The rest of my time is to write books, play games, and be happy. The money for writing novels is enough for my daily expenses, and it can even be said to be more than enough.

But later, due to some real reasons and the disapproval of my family, I found a job under the supervision of my family.

The update became intermittent, but at that time, it was enough to be responsible for yourself. After returning from work, I didn’t have the intention to write novels and just go to bed after playing games.

The money for work is enough for your own expenses, so novels have become a hobby.

Write when you are free, and play games when you are unhappy.

Mixed and mixed, year by year, looking for a girlfriend, getting married, and having children.
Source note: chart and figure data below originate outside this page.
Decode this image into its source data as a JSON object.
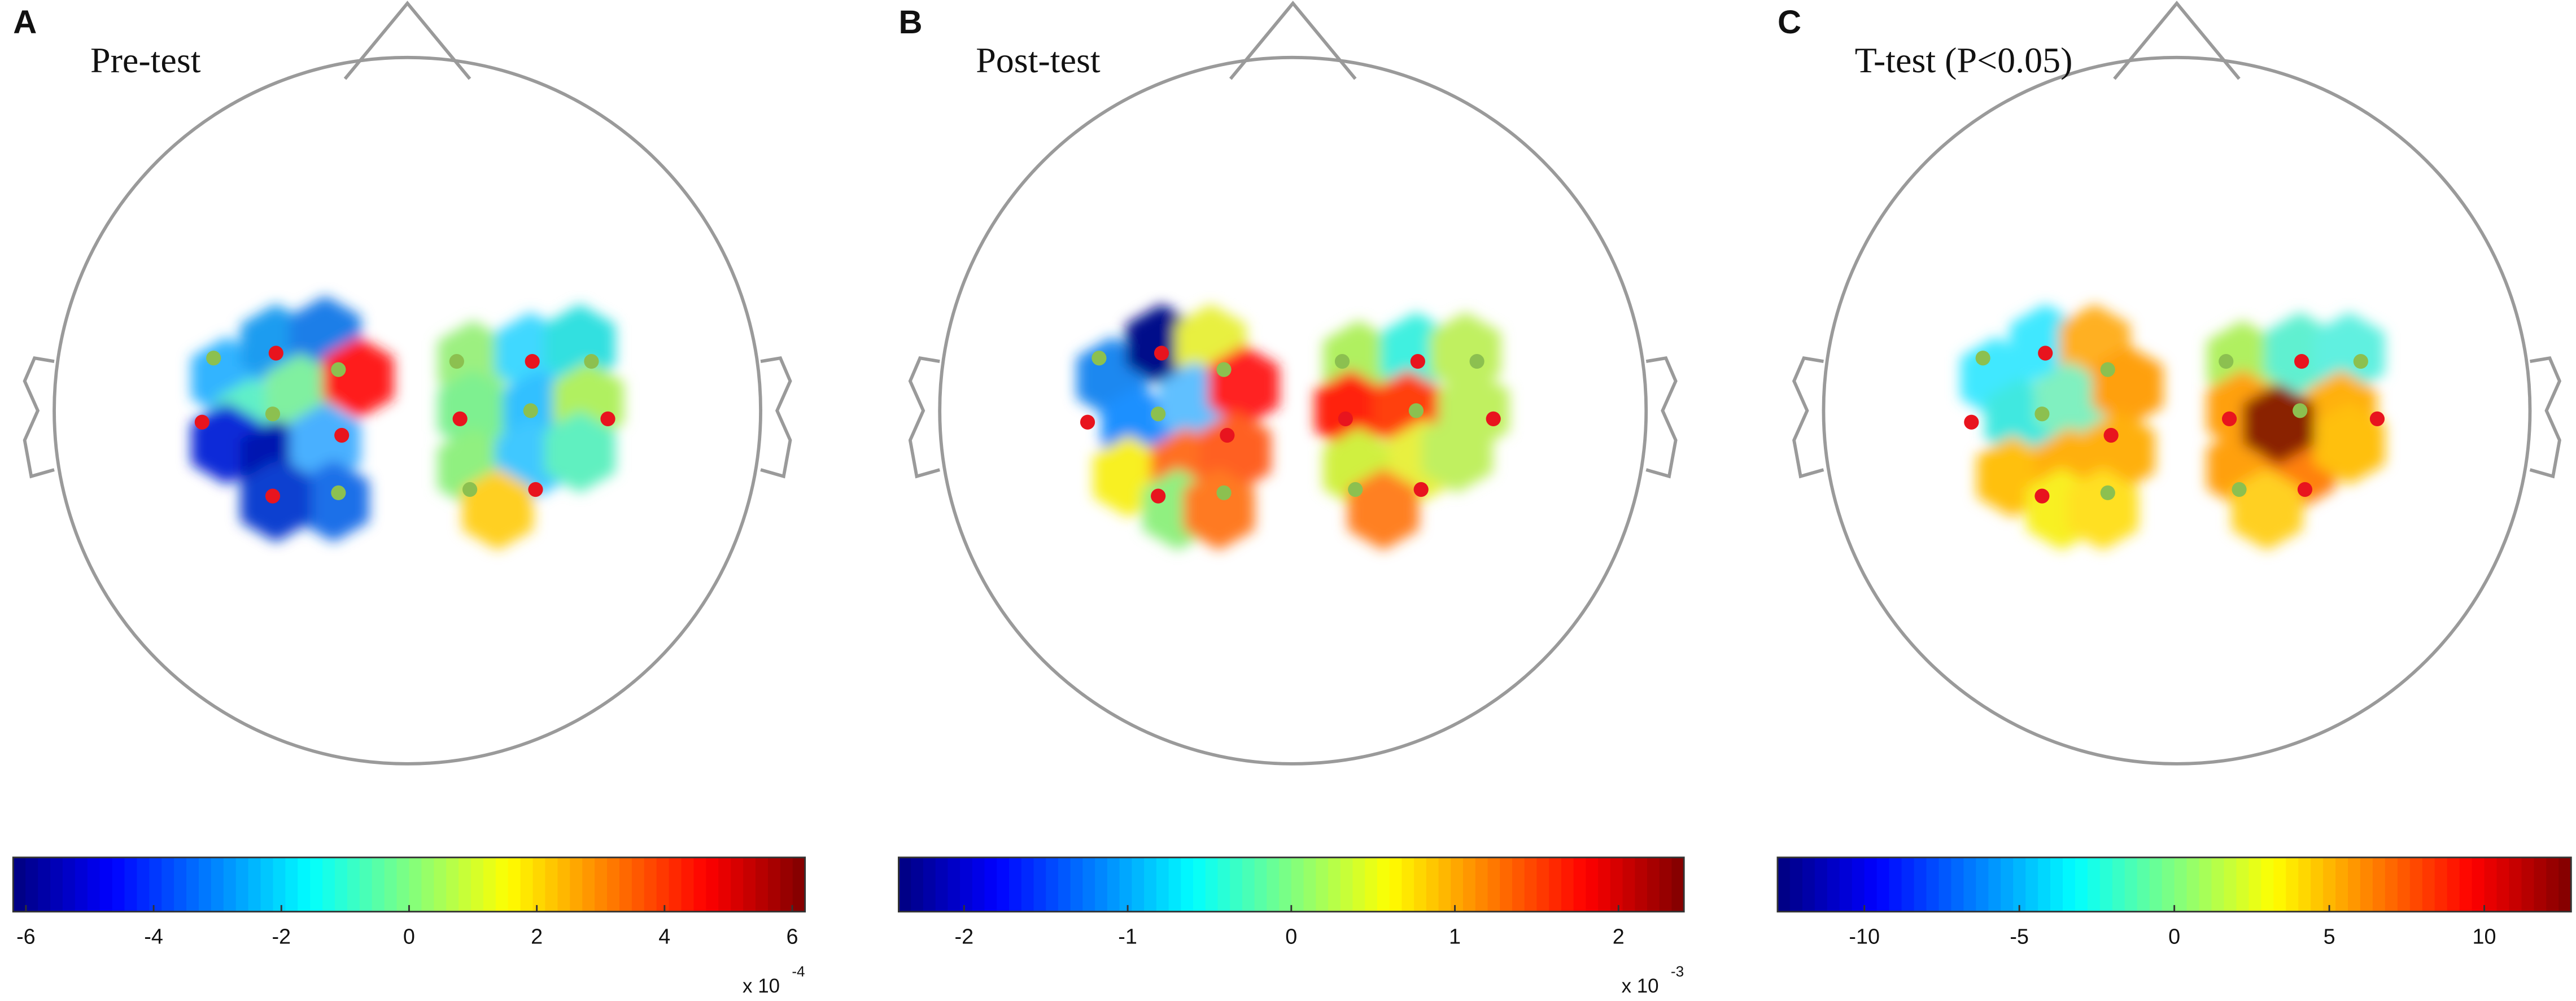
{
  "panels": [
    {
      "label": "A",
      "title": "Pre-test",
      "colorbar": {
        "lim": [
          -6.2,
          6.2
        ],
        "ticks": [
          -6,
          -4,
          -2,
          0,
          2,
          4,
          6
        ],
        "scale": "x 10",
        "exponent": "-4"
      }
    },
    {
      "label": "B",
      "title": "Post-test",
      "colorbar": {
        "lim": [
          -2.4,
          2.4
        ],
        "ticks": [
          -2,
          -1,
          0,
          1,
          2
        ],
        "scale": "x 10",
        "exponent": "-3"
      }
    },
    {
      "label": "C",
      "title": "T-test (P<0.05)",
      "colorbar": {
        "lim": [
          -12.8,
          12.8
        ],
        "ticks": [
          -10,
          -5,
          0,
          5,
          10
        ]
      }
    }
  ]
}
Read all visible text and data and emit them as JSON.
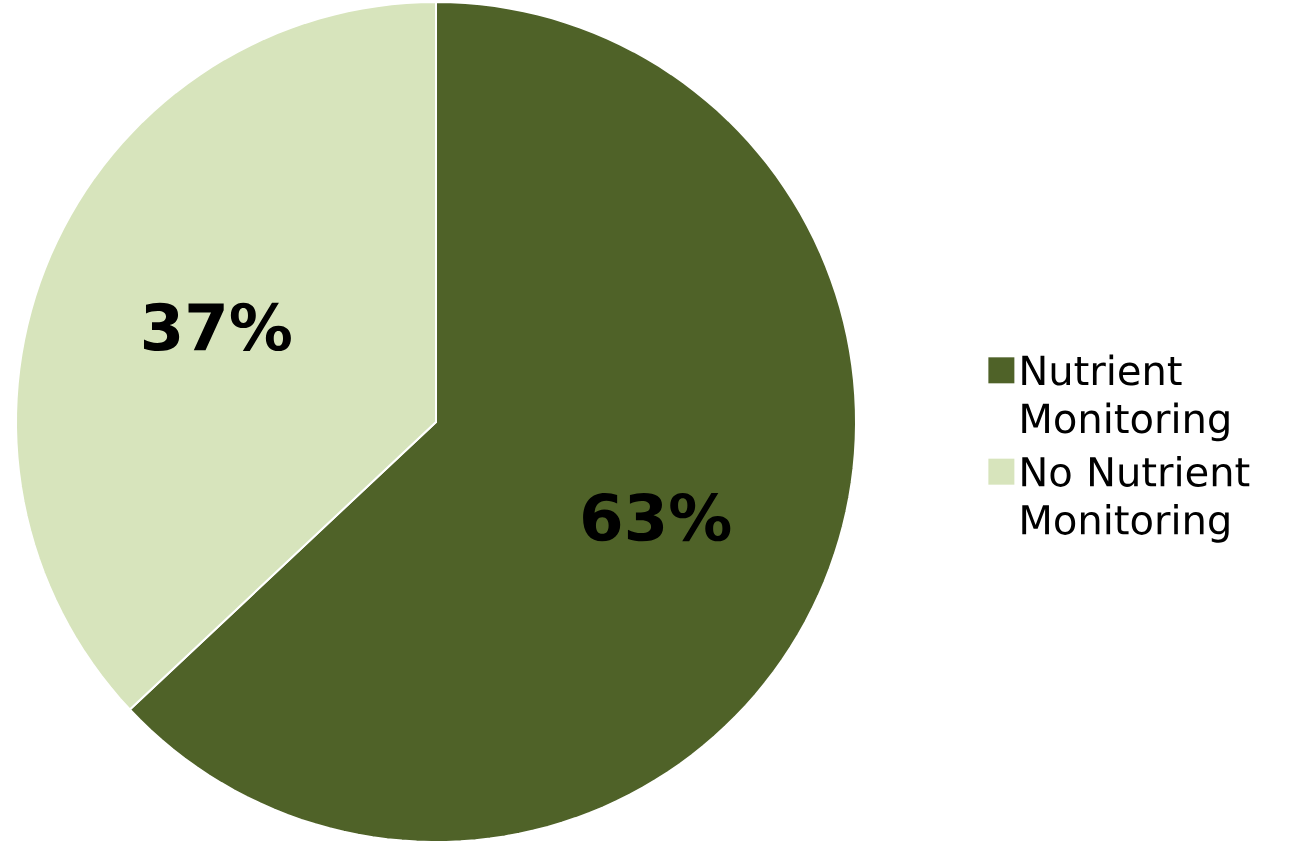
{
  "chart_data": {
    "type": "pie",
    "categories": [
      "Nutrient Monitoring",
      "No Nutrient Monitoring"
    ],
    "values": [
      63,
      37
    ],
    "colors": [
      "#4f6228",
      "#d7e4bc"
    ],
    "value_labels": [
      "63%",
      "37%"
    ],
    "legend": "right"
  }
}
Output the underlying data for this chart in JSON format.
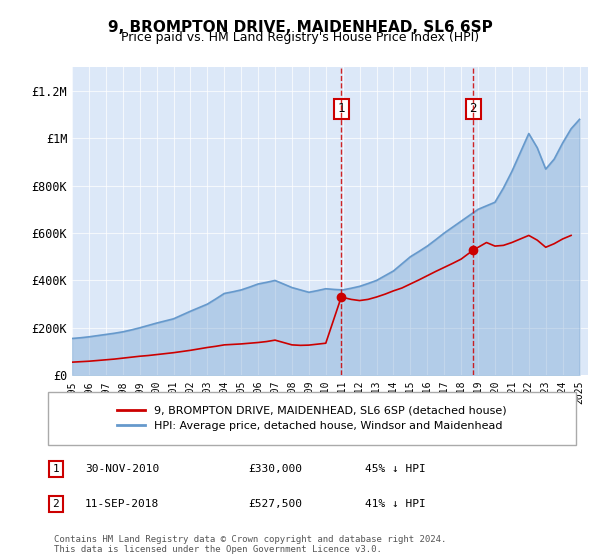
{
  "title": "9, BROMPTON DRIVE, MAIDENHEAD, SL6 6SP",
  "subtitle": "Price paid vs. HM Land Registry's House Price Index (HPI)",
  "plot_bg_color": "#dce8f8",
  "ylabel_ticks": [
    "£0",
    "£200K",
    "£400K",
    "£600K",
    "£800K",
    "£1M",
    "£1.2M"
  ],
  "ytick_vals": [
    0,
    200000,
    400000,
    600000,
    800000,
    1000000,
    1200000
  ],
  "ylim": [
    0,
    1300000
  ],
  "xlim_start": 1995,
  "xlim_end": 2025.5,
  "sale1_x": 2010.916,
  "sale1_y": 330000,
  "sale2_x": 2018.705,
  "sale2_y": 527500,
  "legend_label_red": "9, BROMPTON DRIVE, MAIDENHEAD, SL6 6SP (detached house)",
  "legend_label_blue": "HPI: Average price, detached house, Windsor and Maidenhead",
  "annotation1_label": "1",
  "annotation1_date": "30-NOV-2010",
  "annotation1_price": "£330,000",
  "annotation1_pct": "45% ↓ HPI",
  "annotation2_label": "2",
  "annotation2_date": "11-SEP-2018",
  "annotation2_price": "£527,500",
  "annotation2_pct": "41% ↓ HPI",
  "footer": "Contains HM Land Registry data © Crown copyright and database right 2024.\nThis data is licensed under the Open Government Licence v3.0.",
  "hpi_color": "#6699cc",
  "price_color": "#cc0000",
  "hpi_x": [
    1995,
    1995.5,
    1996,
    1996.5,
    1997,
    1997.5,
    1998,
    1998.5,
    1999,
    1999.5,
    2000,
    2000.5,
    2001,
    2001.5,
    2002,
    2002.5,
    2003,
    2003.5,
    2004,
    2004.5,
    2005,
    2005.5,
    2006,
    2006.5,
    2007,
    2007.5,
    2008,
    2008.5,
    2009,
    2009.5,
    2010,
    2010.5,
    2011,
    2011.5,
    2012,
    2012.5,
    2013,
    2013.5,
    2014,
    2014.5,
    2015,
    2015.5,
    2016,
    2016.5,
    2017,
    2017.5,
    2018,
    2018.5,
    2019,
    2019.5,
    2020,
    2020.5,
    2021,
    2021.5,
    2022,
    2022.5,
    2023,
    2023.5,
    2024,
    2024.5,
    2025
  ],
  "hpi_y": [
    155000,
    158000,
    162000,
    167000,
    172000,
    177000,
    183000,
    191000,
    200000,
    210000,
    220000,
    229000,
    238000,
    254000,
    270000,
    285000,
    300000,
    322000,
    345000,
    352000,
    360000,
    372000,
    385000,
    392000,
    400000,
    385000,
    370000,
    360000,
    350000,
    357000,
    365000,
    362000,
    360000,
    367000,
    375000,
    387000,
    400000,
    420000,
    440000,
    470000,
    500000,
    522000,
    545000,
    572000,
    600000,
    625000,
    650000,
    675000,
    700000,
    715000,
    730000,
    790000,
    860000,
    940000,
    1020000,
    960000,
    870000,
    912000,
    980000,
    1040000,
    1080000
  ],
  "price_x": [
    1995,
    1995.5,
    1996,
    1996.5,
    1997,
    1997.5,
    1998,
    1998.5,
    1999,
    1999.5,
    2000,
    2000.5,
    2001,
    2001.5,
    2002,
    2002.5,
    2003,
    2003.5,
    2004,
    2004.5,
    2005,
    2005.5,
    2006,
    2006.5,
    2007,
    2007.5,
    2008,
    2008.5,
    2009,
    2009.5,
    2010,
    2010.916,
    2011.5,
    2012,
    2012.5,
    2013,
    2013.5,
    2014,
    2014.5,
    2015,
    2015.5,
    2016,
    2016.5,
    2017,
    2017.5,
    2018,
    2018.705,
    2019.5,
    2020,
    2020.5,
    2021,
    2021.5,
    2022,
    2022.5,
    2023,
    2023.5,
    2024,
    2024.5
  ],
  "price_y": [
    55000,
    57000,
    59000,
    62000,
    65000,
    68000,
    72000,
    76000,
    80000,
    83000,
    87000,
    91000,
    95000,
    100000,
    105000,
    111000,
    117000,
    122000,
    128000,
    130000,
    132000,
    135000,
    138000,
    142000,
    148000,
    138000,
    128000,
    126000,
    127000,
    131000,
    135000,
    330000,
    320000,
    315000,
    320000,
    330000,
    342000,
    356000,
    368000,
    385000,
    402000,
    420000,
    438000,
    455000,
    472000,
    490000,
    527500,
    560000,
    545000,
    548000,
    560000,
    575000,
    590000,
    570000,
    540000,
    555000,
    575000,
    590000
  ]
}
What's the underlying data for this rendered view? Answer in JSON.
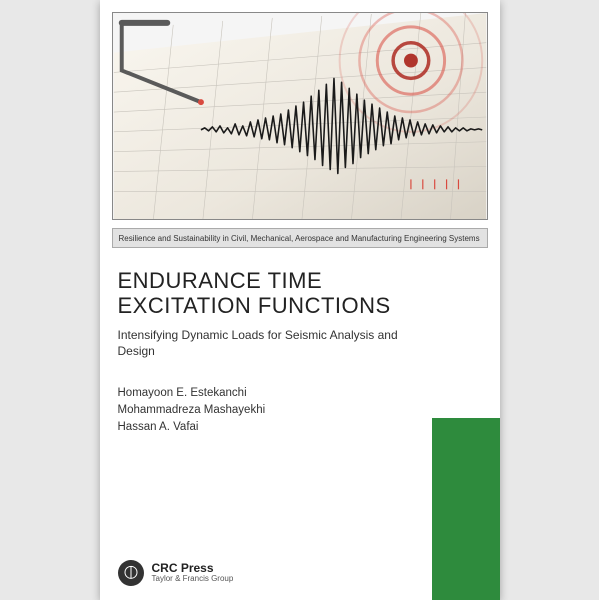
{
  "series_label": "Resilience and Sustainability in Civil, Mechanical, Aerospace and Manufacturing Engineering Systems",
  "title": "ENDURANCE TIME EXCITATION FUNCTIONS",
  "subtitle": "Intensifying Dynamic Loads for Seismic Analysis and Design",
  "authors": {
    "a1": "Homayoon E. Estekanchi",
    "a2": "Mohammadreza Mashayekhi",
    "a3": "Hassan A. Vafai"
  },
  "publisher": {
    "main": "CRC Press",
    "sub": "Taylor & Francis Group"
  },
  "colors": {
    "spine": "#2e8b3d",
    "cover_bg": "#ffffff",
    "page_bg": "#e8e8e8",
    "red_accent": "#d94a3f",
    "dark_red": "#b0352c",
    "seismo_line": "#1a1a1a",
    "grid_line": "#c8c4bc"
  },
  "hero_image": {
    "type": "infographic",
    "description": "seismograph stylus drawing a waveform on chart paper with concentric epicenter rings",
    "background_color": "#f0ece4",
    "grid_color": "#c8c4bc",
    "waveform_color": "#1a1a1a",
    "ring_color": "#d94a3f",
    "stylus_bracket_color": "#6b6b6b",
    "waveform_points": [
      0,
      2,
      -1,
      3,
      -2,
      4,
      -3,
      2,
      -4,
      6,
      -5,
      4,
      -6,
      8,
      -7,
      10,
      -9,
      12,
      -10,
      14,
      -13,
      16,
      -15,
      20,
      -18,
      24,
      -22,
      28,
      -26,
      34,
      -30,
      40,
      -36,
      46,
      -40,
      52,
      -44,
      48,
      -38,
      42,
      -34,
      36,
      -28,
      30,
      -24,
      26,
      -20,
      22,
      -16,
      18,
      -14,
      14,
      -10,
      12,
      -8,
      10,
      -6,
      8,
      -5,
      6,
      -4,
      5,
      -3,
      4,
      -2,
      3,
      -2,
      2,
      -1,
      2,
      -1,
      1,
      0,
      1,
      0
    ],
    "rings": [
      {
        "r": 18,
        "opacity": 0.9
      },
      {
        "r": 34,
        "opacity": 0.55
      },
      {
        "r": 52,
        "opacity": 0.35
      },
      {
        "r": 72,
        "opacity": 0.2
      }
    ]
  }
}
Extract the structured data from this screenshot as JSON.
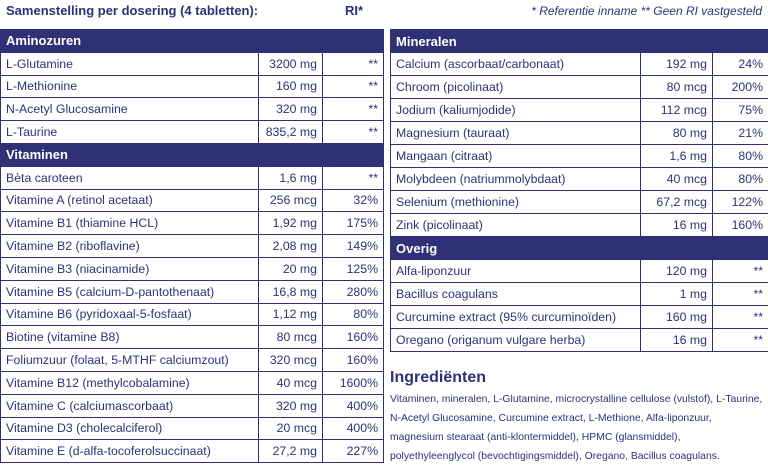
{
  "header": {
    "title": "Samenstelling per dosering (4 tabletten):",
    "ri": "RI*",
    "legend": "* Referentie inname ** Geen RI vastgesteld"
  },
  "left": {
    "sections": [
      {
        "title": "Aminozuren",
        "rows": [
          [
            "L-Glutamine",
            "3200 mg",
            "**"
          ],
          [
            "L-Methionine",
            "160 mg",
            "**"
          ],
          [
            "N-Acetyl Glucosamine",
            "320 mg",
            "**"
          ],
          [
            "L-Taurine",
            "835,2 mg",
            "**"
          ]
        ]
      },
      {
        "title": "Vitaminen",
        "rows": [
          [
            "Bèta caroteen",
            "1,6 mg",
            "**"
          ],
          [
            "Vitamine A (retinol acetaat)",
            "256 mcg",
            "32%"
          ],
          [
            "Vitamine B1 (thiamine HCL)",
            "1,92 mg",
            "175%"
          ],
          [
            "Vitamine B2 (riboflavine)",
            "2,08 mg",
            "149%"
          ],
          [
            "Vitamine B3 (niacinamide)",
            "20 mg",
            "125%"
          ],
          [
            "Vitamine B5 (calcium-D-pantothenaat)",
            "16,8 mg",
            "280%"
          ],
          [
            "Vitamine B6 (pyridoxaal-5-fosfaat)",
            "1,12 mg",
            "80%"
          ],
          [
            "Biotine (vitamine B8)",
            "80 mcg",
            "160%"
          ],
          [
            "Foliumzuur (folaat, 5-MTHF calciumzout)",
            "320 mcg",
            "160%"
          ],
          [
            "Vitamine B12 (methylcobalamine)",
            "40 mcg",
            "1600%"
          ],
          [
            "Vitamine C (calciumascorbaat)",
            "320 mg",
            "400%"
          ],
          [
            "Vitamine D3 (cholecalciferol)",
            "20 mcg",
            "400%"
          ],
          [
            "Vitamine E (d-alfa-tocoferolsuccinaat)",
            "27,2 mg",
            "227%"
          ]
        ]
      }
    ]
  },
  "right": {
    "sections": [
      {
        "title": "Mineralen",
        "rows": [
          [
            "Calcium (ascorbaat/carbonaat)",
            "192 mg",
            "24%"
          ],
          [
            "Chroom (picolinaat)",
            "80 mcg",
            "200%"
          ],
          [
            "Jodium (kaliumjodide)",
            "112 mcg",
            "75%"
          ],
          [
            "Magnesium (tauraat)",
            "80 mg",
            "21%"
          ],
          [
            "Mangaan (citraat)",
            "1,6 mg",
            "80%"
          ],
          [
            "Molybdeen (natriummolybdaat)",
            "40 mcg",
            "80%"
          ],
          [
            "Selenium (methionine)",
            "67,2 mcg",
            "122%"
          ],
          [
            "Zink (picolinaat)",
            "16 mg",
            "160%"
          ]
        ]
      },
      {
        "title": "Overig",
        "rows": [
          [
            "Alfa-liponzuur",
            "120 mg",
            "**"
          ],
          [
            "Bacillus coagulans",
            "1 mg",
            "**"
          ],
          [
            "Curcumine extract (95% curcuminoïden)",
            "160 mg",
            "**"
          ],
          [
            "Oregano (origanum vulgare herba)",
            "16 mg",
            "**"
          ]
        ]
      }
    ]
  },
  "ingredients": {
    "title": "Ingrediënten",
    "text": "Vitaminen, mineralen, L-Glutamine, microcrystalline cellulose (vulstof), L-Taurine, N-Acetyl Glucosamine, Curcumine extract, L-Methione, Alfa-liponzuur, magnesium stearaat (anti-klontermiddel), HPMC (glansmiddel), polyethyleenglycol (bevochtigingsmiddel), Oregano, Bacillus coagulans."
  }
}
More than ten years have passed in the blink of an eye during this process, and then the heavy pressure of life follows.

All living expenses are easy to talk about for the time being, I can deal with.

What really makes me feel extremely stressed is the education problem of the two children.

I won’t say much about how much money a child’s educational investment costs, as parents know it. My wife and I have no way to provide a high-quality educational environment for our two children. After all, this is a small city in the 18th tier, and the salary is generally not high.

The only hope is my extra income and writing novels.

Originally, the book "Aristocratic Emblem" would almost give me the confidence to be full-time.

Although the writing was a bit broken in the later period, the new subscriptions have been rising slowly and steadily. I guess it will take a few more months to write them according to the outline and finish them. This will make a small profit.

But the river crab beast is here.

I directly expose my hope. I was so angry that I felt so bad at the time that I was so angry that I had a dark face for several days.

If I hadn't had such a big reaction before, I might even want to laugh.

But now, the family is home, and the wind and clouds are really not as clear as ever.

But it doesn't matter...I can write another one.

The new book is indeed better at the beginning than "The Noble", although it is still not very ideal.

But I think this is an update problem.

As long as I update, readers will subscribe more.

My ideal is: to be able to write a book full-time after three months of normal and stable updates.

I will work hard for this goal, and I hope that readers and friends can support me as soon as possible.